Minnesota’s football team has seen some of the best linebacker talent in the country this season.

Iowa boasts Chad Greenway and Abdul Hodge, Ohio State stacks three of the best with A.J. Hawk, Bobby Carpenter and Anthony Schlegel and Penn State’s Paul Posluszny was honored with the Butkus Award on Saturday, an award handed out to the nation’s top linebacker.

All three of those games were lopsided losses.

Bad news for Minnesota: It faces another solid linebacking core when it meets Virginia in the Music City Bowl on Dec. 30 in Nashville, Tenn.

“They play a 3-4 defense and are going to be prepared to play,” quarterback Bryan Cupito said. “They have some players that can make the plays, so we need to be prepared for them.”

Those players include a pair of first-rate linebackers in Kai Parham and Ahmad Brooks.

Parham was named first-team All-Atlantic Coast Conference this season and Brooks, who missed portions of this season recovering from offseason knee surgery and back ailments, was an All-American and one of three finalists for the Butkus Award last season.

The Cavaliers (6-5) will rely largely on their linebackers to halt Minnesota’s run of three straight bowl wins.

The Gophers (7-4) won the Music City Bowl in 2002 and 2004, beating Arkansas and Alabama, interrupted by a 2003 Sun Bowl win over Oregon.

This year’s bowl features a pair of underachieving teams with overachieving players.

Despite coming up short of expectations as a team, Minnesota’s Greg Eslinger, Laurence Maroney and Mark Setterstrom were each named to the Associated Press All-American team; it was announced Tuesday.

Eslinger was first-team, Setterstrom was second-team and Maroney was a third-team choice. Virginia’s D’Brickshaw Ferguson will likely be the top offensive lineman taken in the NFL draft. Then there are those linebackers.

The bowl is still more than two weeks away, but Maroney said he started watching film in preparation for Virginia’s linebackers last week.

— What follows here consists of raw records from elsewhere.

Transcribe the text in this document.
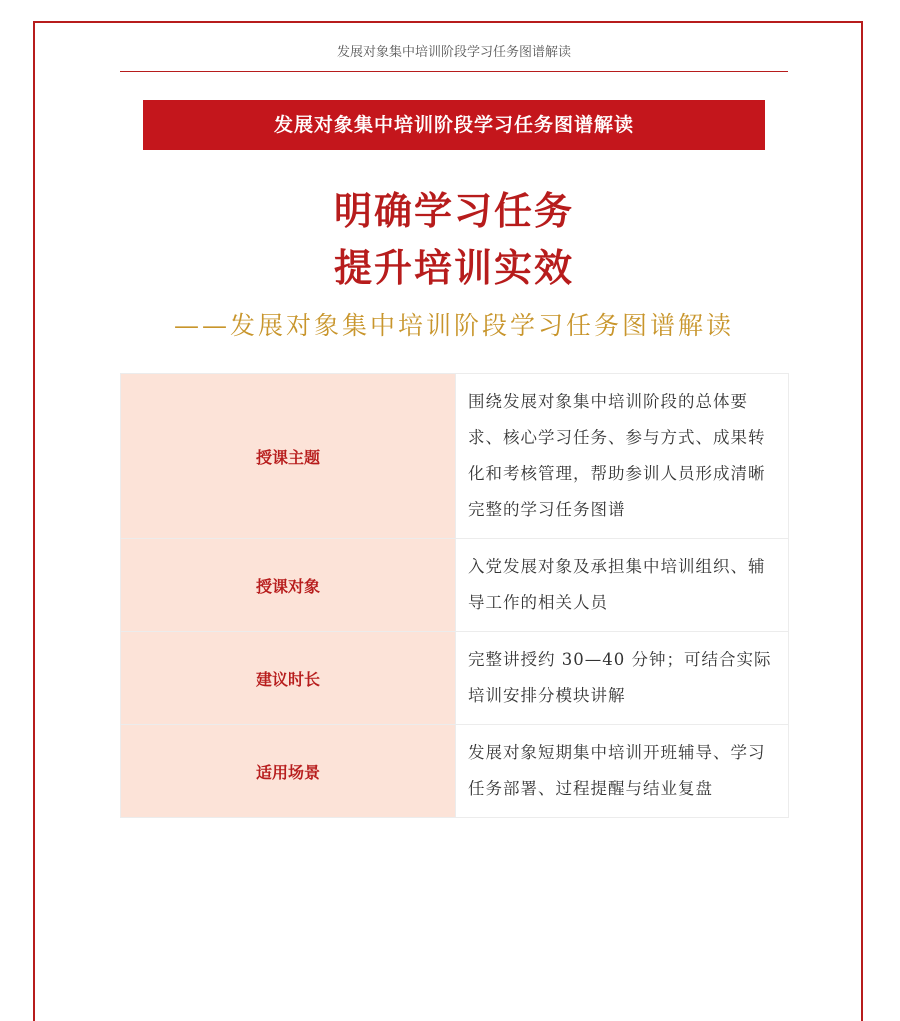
发展对象集中培训阶段学习任务图谱解读
发展对象集中培训阶段学习任务图谱解读
明确学习任务
提升培训实效
——发展对象集中培训阶段学习任务图谱解读
授课主题	围绕发展对象集中培训阶段的总体要求、核心学习任务、参与方式、成果转化和考核管理，帮助参训人员形成清晰完整的学习任务图谱
授课对象	入党发展对象及承担集中培训组织、辅导工作的相关人员
建议时长	完整讲授约 30—40 分钟；可结合实际培训安排分模块讲解
适用场景	发展对象短期集中培训开班辅导、学习任务部署、过程提醒与结业复盘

“We’re going to play our game no matter what,” Maroney said. “Nobody’s going to scare us away from running the football.”

Especially not Virginia.

Despite having Perham and Brooks, the Cavaliers rank third-worst in the Atlantic Coast Conference in rushing defense. They did, however, hold then-No. 4 Florida State to just 95 yards rushing in a 26-21 upset win Oct. 15.

And the Cavaliers aren’t much better defending the pass.

Virginia allowed opponents to pass for 2,432 yards this season, second-worst in the ACC. Not one of Virginia’s probable starting four linebackers ” Parham, Brooks, Clint Sintim and Jermaine Dias ” has an interception this season.

But that makes no difference to Maroney. In the end, it comes down to how the Gophers execute offensively, because nobody can stop their offense when it’s clicking, he said.

“It doesn’t matter what they put out there,” Maroney said. “I feel like my offensive line can take on any look.”